Trentacinque anni sono trascorsi da quel 3 settembre 1982, una data che ha segnato un punto di rottura nella storia italiana e, in particolare, nella coscienza civile siciliana.
L’agguato di via Carini, a Palermo, dove il generale Carlo Alberto Dalla Chiesa, prefetto, e la sua compagna Emanuela Setti Carraro, giornalista e figura intellettuale di spicco, persero la vita insieme all’agente di scorta Domenico Russo, rappresenta una ferita ancora aperta, un monito costante contro l’omertà e la collusione.
La commemorazione, a cui hanno presieduto il ministro dell’Interno Piantedosi, la presidente della Commissione Antimafia Colosimo, il sindaco Lagalla e il prefetto Mariani, ha rievocato non solo l’atrocità del gesto, ma anche le speranze e le disillusioni che esso incarnò.
Dalla Chiesa, figura poliedrica e combattente instancabile contro il terrorismo nero negli anni di piombo, fu chiamato in Sicilia con l’aspettativa di sconfiggere Cosa Nostra.
La sua nomina, sebbene accompagnata da promesse di strumenti legislativi e di poteri speciali, si rivelò presto un’illusione.

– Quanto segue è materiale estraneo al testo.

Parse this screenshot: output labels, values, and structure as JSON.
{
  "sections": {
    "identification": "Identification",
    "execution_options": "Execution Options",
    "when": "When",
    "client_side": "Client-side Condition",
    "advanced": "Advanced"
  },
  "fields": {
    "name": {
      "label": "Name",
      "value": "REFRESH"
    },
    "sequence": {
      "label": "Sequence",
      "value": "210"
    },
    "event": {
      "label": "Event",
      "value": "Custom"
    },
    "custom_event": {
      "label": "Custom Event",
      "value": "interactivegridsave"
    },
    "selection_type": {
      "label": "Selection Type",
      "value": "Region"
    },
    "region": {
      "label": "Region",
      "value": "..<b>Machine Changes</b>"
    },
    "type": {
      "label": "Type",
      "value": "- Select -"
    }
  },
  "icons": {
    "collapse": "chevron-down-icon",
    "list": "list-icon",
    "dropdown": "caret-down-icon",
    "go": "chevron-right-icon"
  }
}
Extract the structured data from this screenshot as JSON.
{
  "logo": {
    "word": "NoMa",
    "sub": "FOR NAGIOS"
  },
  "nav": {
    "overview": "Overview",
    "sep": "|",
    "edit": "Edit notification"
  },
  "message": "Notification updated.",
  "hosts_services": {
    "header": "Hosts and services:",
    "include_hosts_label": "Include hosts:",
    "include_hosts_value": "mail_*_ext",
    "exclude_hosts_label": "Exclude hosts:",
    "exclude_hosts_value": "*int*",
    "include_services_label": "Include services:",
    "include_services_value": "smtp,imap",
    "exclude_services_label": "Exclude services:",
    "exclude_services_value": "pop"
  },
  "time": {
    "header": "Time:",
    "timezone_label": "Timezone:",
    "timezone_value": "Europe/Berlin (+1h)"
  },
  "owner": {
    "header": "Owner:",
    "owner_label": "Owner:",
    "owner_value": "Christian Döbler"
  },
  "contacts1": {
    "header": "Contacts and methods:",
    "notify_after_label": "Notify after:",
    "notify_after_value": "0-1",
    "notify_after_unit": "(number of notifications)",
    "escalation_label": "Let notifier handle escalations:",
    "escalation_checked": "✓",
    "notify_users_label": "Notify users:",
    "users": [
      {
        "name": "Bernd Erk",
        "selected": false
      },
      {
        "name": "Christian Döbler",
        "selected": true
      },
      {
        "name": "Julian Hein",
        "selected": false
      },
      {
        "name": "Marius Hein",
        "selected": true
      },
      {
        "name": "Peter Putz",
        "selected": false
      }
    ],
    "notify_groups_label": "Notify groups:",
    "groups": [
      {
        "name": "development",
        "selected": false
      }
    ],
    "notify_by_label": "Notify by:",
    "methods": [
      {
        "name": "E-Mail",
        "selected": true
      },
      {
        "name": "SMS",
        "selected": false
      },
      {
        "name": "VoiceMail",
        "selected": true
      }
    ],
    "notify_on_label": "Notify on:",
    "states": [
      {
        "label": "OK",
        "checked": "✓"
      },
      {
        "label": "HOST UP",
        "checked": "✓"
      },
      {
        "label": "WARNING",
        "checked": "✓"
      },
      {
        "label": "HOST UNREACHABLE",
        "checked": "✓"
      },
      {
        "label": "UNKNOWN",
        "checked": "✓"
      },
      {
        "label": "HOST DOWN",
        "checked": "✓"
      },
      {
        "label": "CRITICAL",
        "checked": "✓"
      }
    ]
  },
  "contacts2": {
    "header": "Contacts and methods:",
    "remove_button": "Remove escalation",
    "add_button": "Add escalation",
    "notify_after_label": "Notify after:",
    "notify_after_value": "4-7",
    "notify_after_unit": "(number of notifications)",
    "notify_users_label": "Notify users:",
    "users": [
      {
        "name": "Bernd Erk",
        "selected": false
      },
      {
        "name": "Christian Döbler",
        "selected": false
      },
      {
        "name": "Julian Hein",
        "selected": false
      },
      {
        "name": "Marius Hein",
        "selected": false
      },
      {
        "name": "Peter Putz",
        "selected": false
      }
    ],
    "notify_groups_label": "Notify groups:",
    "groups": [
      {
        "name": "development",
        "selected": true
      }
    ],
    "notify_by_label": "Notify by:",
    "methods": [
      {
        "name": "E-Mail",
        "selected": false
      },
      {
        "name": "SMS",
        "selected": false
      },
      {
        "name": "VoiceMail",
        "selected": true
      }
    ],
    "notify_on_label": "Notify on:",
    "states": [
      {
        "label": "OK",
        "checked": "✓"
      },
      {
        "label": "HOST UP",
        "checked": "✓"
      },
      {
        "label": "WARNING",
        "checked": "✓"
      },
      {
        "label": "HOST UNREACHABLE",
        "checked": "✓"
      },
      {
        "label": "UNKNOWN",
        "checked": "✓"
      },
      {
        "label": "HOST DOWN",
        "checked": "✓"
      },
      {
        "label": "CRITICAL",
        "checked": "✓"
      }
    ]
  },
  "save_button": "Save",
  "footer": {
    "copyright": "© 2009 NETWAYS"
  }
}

L’esperienza decennale di Dalla Chiesa in Sicilia, in ruoli di responsabilità, gli aveva insegnato la complessità del tessuto criminale e le sue radici profonde nella società, nell’economia e, purtroppo, nella politica.
Lungi dall’essere un elemento di cambiamento radicale, il generale si trovò a navigare in un mare di ambiguità, dove la lotta alla mafia si scontrava con interessi costituiti e resistenze silenziose.
L’agguato non fu una semplice vendetta per azioni antiterrorismo condotte in passato, bensì un messaggio inequivocabile indirizzato allo Stato: un avviso di non toccare.
Era la mafia a dettare legge, a dimostrare la sua forza ineluttabile.
La rapida e brutale esecuzione, orchestrata con precisione e spietatezza, testimoniava la sua capacità di penetrare ogni livello istituzionale e sociale.
Il fallimento delle indagini, inizialmente impantanate in depistaggi e omissioni, acuì il senso di impotenza e di sfiducia.
Il cartello lasciato dai cittadini palermitani, con la scritta “Qui è morta la speranza”, cattura l’essenza del trauma collettivo.
Era la speranza di una Sicilia libera dalla morsa criminale, di un futuro in cui la legalità e la giustizia potessero trionfare.
Dalla Chiesa, con il suo carisma e la sua determinazione, era stato percepito come un salvatore, un uomo capace di risvegliare le coscienze e di invertire la rotta.
La sua morte, tuttavia, spense quella fiamma, lasciando dietro di sé un vuoto incolmabile e una cicatrice indelebile nella memoria del popolo siciliano.
La memoria di Dalla Chiesa non deve essere relegata a un mero ricordo del passato, ma deve ispirare un impegno costante nella lotta alla criminalità organizzata, promuovendo la trasparenza, la legalità e la partecipazione attiva dei cittadini.
La sua eredità risiede nella necessità di creare una cultura della responsabilità, in cui nessuno possa sentirsi immune o silente di fronte alle ingiustizie e alle prepotenze.
Solo così sarà possibile onorare la sua memoria e costruire un futuro più giusto e sicuro per la Sicilia e per l’Italia intera.